サイボーグ009が60周年を迎えました。
今日7月19日が「サイボーグ009の日」だというのはだいぶ前に一度書きましたが、今年は特別です。1964年の7月19日に『週刊少年キング』誌上で連載が始まってから、ちょうど60年。サイボーグ009が還暦を迎えたということになります。
そんな特別な記念日ということで、このブログで009について何か書こうかと思い……シリーズ中でもクライマックスといえる「地下帝国ヨミ編」を読んでみました。

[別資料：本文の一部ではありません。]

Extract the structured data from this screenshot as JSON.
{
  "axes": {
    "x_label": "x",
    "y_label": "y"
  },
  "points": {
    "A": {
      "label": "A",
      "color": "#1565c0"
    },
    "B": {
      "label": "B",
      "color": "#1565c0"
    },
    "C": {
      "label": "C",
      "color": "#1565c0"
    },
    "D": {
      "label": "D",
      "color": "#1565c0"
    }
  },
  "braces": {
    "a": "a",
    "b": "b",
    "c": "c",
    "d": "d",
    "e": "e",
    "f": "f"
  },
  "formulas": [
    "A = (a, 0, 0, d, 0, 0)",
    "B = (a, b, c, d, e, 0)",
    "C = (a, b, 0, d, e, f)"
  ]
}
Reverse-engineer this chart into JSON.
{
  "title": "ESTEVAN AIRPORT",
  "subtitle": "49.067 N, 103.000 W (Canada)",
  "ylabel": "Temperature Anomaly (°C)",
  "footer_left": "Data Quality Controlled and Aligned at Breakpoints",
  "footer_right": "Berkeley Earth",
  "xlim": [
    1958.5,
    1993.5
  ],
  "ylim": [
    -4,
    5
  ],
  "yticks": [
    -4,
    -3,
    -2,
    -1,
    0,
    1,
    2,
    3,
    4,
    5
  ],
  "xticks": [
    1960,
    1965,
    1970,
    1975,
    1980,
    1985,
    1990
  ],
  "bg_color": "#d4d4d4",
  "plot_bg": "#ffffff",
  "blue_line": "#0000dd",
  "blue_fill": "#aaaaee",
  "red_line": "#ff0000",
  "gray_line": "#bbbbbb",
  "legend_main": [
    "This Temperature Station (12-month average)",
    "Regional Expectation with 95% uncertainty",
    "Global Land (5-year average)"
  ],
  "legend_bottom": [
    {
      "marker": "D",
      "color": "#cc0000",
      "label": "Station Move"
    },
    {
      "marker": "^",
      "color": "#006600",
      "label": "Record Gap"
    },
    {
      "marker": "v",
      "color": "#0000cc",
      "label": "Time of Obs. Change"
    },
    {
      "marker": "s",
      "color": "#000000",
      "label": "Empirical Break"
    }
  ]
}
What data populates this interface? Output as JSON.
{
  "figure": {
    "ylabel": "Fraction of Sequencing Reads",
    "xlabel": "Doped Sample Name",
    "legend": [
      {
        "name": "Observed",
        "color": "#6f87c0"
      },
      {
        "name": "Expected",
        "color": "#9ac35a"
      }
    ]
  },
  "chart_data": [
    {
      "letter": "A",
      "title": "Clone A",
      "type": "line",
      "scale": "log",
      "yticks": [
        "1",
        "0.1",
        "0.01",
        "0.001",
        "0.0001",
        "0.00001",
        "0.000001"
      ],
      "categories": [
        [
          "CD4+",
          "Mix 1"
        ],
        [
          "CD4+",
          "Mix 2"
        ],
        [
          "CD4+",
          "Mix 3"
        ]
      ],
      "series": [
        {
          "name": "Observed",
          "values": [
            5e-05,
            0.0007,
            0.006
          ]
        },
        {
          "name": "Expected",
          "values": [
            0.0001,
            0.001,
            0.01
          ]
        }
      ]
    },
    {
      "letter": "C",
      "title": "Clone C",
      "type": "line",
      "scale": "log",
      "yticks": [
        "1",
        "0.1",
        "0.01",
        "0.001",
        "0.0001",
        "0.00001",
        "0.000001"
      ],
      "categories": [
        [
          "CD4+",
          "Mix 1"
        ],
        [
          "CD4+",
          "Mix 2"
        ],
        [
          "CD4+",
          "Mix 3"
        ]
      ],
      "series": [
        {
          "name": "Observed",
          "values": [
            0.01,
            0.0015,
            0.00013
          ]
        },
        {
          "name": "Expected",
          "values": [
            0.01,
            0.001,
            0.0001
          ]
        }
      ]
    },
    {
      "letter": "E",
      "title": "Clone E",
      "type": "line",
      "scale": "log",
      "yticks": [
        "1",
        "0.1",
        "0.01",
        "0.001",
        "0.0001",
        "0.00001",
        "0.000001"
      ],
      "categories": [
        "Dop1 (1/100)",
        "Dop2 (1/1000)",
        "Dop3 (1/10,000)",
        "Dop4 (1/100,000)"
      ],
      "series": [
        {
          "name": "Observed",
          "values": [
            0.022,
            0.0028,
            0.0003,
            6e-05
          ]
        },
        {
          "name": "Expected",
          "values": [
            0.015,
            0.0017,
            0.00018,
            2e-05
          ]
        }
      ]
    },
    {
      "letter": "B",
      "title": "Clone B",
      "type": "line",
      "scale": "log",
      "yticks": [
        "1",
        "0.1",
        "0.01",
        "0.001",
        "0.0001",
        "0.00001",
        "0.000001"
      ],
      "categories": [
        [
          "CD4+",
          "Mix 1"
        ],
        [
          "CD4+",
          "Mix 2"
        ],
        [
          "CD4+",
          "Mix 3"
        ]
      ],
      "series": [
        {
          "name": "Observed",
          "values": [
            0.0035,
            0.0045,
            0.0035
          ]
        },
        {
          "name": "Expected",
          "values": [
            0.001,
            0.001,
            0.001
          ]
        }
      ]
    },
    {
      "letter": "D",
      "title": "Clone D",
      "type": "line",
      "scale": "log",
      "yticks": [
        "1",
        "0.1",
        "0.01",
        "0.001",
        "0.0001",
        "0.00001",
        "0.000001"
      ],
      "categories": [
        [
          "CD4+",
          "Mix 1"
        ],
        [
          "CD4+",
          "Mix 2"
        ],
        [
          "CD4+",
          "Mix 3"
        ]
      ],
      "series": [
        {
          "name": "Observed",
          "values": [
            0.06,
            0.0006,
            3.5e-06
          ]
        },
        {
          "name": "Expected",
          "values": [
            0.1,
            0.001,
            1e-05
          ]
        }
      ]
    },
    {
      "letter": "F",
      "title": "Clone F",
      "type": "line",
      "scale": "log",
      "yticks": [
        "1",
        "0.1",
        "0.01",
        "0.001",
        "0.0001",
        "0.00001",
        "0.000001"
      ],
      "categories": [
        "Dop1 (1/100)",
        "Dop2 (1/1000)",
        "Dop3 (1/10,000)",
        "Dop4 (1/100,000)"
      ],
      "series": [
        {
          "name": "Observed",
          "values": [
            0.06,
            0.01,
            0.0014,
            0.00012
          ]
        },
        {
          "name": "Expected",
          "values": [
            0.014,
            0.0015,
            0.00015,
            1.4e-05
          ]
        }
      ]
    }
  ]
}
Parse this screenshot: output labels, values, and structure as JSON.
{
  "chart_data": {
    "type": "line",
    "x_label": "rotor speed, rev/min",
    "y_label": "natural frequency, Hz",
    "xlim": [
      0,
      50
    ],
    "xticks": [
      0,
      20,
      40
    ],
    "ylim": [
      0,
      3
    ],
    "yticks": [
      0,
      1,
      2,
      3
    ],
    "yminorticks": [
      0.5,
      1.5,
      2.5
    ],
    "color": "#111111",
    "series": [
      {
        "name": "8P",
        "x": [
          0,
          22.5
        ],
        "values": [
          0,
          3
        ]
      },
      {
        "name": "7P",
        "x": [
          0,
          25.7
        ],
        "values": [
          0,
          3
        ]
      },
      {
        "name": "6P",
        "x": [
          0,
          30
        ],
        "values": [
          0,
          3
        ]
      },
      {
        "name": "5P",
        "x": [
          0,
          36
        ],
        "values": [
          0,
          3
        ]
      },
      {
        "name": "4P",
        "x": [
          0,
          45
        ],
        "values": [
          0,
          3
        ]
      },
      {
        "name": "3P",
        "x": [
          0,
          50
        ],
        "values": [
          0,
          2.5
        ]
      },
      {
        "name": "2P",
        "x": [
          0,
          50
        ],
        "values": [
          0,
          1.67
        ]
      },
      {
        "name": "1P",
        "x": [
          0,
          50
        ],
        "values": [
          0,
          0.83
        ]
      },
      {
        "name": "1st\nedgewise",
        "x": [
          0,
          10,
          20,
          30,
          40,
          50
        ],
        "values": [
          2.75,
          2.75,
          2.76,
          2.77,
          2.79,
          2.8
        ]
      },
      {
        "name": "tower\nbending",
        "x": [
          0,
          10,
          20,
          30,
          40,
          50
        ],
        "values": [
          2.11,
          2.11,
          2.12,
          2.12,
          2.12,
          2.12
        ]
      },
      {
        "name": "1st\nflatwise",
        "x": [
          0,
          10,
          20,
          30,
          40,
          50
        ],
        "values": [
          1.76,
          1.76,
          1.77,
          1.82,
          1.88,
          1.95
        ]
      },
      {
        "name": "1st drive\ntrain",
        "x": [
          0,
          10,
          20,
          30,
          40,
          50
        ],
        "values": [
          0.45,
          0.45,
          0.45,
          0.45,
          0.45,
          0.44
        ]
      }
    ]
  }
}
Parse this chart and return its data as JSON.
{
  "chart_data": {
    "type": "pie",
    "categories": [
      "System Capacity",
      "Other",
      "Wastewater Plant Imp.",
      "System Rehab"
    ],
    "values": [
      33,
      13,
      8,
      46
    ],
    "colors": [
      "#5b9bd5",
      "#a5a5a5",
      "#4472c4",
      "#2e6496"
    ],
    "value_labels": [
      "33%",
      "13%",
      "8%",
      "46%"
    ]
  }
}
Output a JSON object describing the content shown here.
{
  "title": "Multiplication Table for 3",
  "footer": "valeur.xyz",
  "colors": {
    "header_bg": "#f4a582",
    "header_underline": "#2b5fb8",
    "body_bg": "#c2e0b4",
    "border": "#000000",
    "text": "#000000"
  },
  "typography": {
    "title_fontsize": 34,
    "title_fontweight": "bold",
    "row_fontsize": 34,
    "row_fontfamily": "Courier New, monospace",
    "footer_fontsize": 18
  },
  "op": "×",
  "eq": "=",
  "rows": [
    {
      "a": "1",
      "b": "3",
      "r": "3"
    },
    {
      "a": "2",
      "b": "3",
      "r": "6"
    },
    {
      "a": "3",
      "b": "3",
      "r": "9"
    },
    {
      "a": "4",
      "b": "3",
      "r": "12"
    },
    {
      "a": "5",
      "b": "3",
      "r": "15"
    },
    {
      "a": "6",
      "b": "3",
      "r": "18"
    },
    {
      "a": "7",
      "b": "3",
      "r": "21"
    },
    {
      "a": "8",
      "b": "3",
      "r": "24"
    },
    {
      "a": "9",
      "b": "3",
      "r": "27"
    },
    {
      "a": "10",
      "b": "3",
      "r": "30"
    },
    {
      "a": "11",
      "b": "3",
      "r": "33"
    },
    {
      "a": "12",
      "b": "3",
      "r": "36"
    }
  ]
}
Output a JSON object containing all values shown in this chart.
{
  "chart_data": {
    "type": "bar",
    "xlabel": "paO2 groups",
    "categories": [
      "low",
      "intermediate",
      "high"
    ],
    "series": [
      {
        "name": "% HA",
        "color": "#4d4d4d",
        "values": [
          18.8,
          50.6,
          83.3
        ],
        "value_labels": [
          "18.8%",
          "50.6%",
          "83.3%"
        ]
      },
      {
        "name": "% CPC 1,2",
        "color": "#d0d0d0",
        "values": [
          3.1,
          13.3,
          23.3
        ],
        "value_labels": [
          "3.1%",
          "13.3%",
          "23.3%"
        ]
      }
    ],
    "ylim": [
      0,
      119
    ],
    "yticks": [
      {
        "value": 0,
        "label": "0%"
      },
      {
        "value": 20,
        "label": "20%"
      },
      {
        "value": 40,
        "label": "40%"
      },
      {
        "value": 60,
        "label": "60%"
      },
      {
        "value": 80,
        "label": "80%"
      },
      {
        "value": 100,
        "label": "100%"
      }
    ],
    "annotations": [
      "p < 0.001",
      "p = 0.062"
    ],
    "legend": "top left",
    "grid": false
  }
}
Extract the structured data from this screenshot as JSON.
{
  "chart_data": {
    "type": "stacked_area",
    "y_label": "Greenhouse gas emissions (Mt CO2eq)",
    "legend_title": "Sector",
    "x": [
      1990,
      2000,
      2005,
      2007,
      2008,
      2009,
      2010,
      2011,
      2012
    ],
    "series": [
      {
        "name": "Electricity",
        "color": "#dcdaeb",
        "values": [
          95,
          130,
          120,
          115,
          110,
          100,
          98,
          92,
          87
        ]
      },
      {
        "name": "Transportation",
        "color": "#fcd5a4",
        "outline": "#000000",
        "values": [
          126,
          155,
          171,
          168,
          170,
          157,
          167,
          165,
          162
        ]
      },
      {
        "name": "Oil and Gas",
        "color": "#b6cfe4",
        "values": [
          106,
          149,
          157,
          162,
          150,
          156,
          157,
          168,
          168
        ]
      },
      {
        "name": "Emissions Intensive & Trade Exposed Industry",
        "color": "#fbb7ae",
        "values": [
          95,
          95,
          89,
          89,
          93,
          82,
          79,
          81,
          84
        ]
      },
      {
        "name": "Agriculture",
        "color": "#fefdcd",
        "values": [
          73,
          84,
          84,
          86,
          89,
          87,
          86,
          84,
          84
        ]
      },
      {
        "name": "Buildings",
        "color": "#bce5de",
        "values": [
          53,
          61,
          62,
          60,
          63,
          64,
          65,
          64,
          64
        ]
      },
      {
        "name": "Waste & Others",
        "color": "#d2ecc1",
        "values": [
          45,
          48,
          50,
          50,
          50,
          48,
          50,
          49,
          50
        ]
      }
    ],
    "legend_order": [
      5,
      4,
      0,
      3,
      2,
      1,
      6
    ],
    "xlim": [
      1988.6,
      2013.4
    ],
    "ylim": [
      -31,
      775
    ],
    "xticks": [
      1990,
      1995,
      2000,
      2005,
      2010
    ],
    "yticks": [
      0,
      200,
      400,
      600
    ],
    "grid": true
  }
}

これは、仮面ライダーでいうショッカーにあたる悪の組織「黒い幽霊団」(ブラックゴースト)と一応の決着をつけるエピソード。その最終話のラストシーンは見たような記憶がうっすらあるんですが、なにしろ009を読んでいたのは子供のころのことなので、あまりはっきりとは憶えていないのです。そこで、今回あらためて読んでみました。
で……読んでみたところ、これが実に面白い。
まず、バトル漫画として非常によくできています。メインはサイボーグ戦士とブラックゴーストの戦いなわけですが、地下帝国にはザッタンという種族がいて、このザッタンもからんだ三つ巴の戦いになります。三つの勢力が、ときに互いを利用したり裏切ったりしながら展開していくストーリーは、この手の王道バトル漫画の歴史においても比類ない面白さじゃないでしょうか。そしてその末に、いよいよブラックゴーストの首領と009の一騎打ち……ここはまさに、サイボーグ009シリーズのハイライトといえるでしょう。
ブラックゴーストは、いわゆる“死の商人”です。兵器産業で儲けるために世界各国で戦争を起こさせる工作を行っている組織。サイボーグ戦士たちは、もともとは彼らの手で改造された身でありながら、その手から逃れ、ブラックゴーストを壊滅させるために戦っているのです。
その最終決戦において、ブラックゴーストはサイボーグ戦士たちの戦いは徒労であると切って捨てます。
たとえ首領を叩いたとしても、“細胞”が残っている。そしてもっといえば、ブラックゴーストは人間の心から生まれたもの、人間の醜い欲望が作り上げた怪物なのだから、究極的には、ブラックゴーストを殲滅するには人間全部を殺さなければならない、というのです。
これに対して009はこう反論します。
おまえが細胞なら
ぼくも細胞なんだよ
なかまが…のこりをかたづけてくれる!
そして、その言葉を裏付けるかのように、最終決戦の場に仲間が駆け付けます。そして、あのラストシーンとなるわけです。たしかに、組織としてのブラックゴーストを壊滅させたとしても、人間の醜い欲望があるかぎり新たなブラックゴーストが出てくるかもしれない。しかしそれと同様に、たとえサイボーグ戦士たちが滅びたとしても、人間の善の心は消えないということでしょう。深い余韻を残すエンディングでした。
さて……009といえば、その後もリメイク作品がいくつも作られ続けており、今年は60周年ということで、新作の漫画作品が発表されたり、舞台公演などということもありました。
こうして60年経っても新作が発表されるというのは、やはり009が日本漫画史上に残る不朽の名作だからこそでしょう。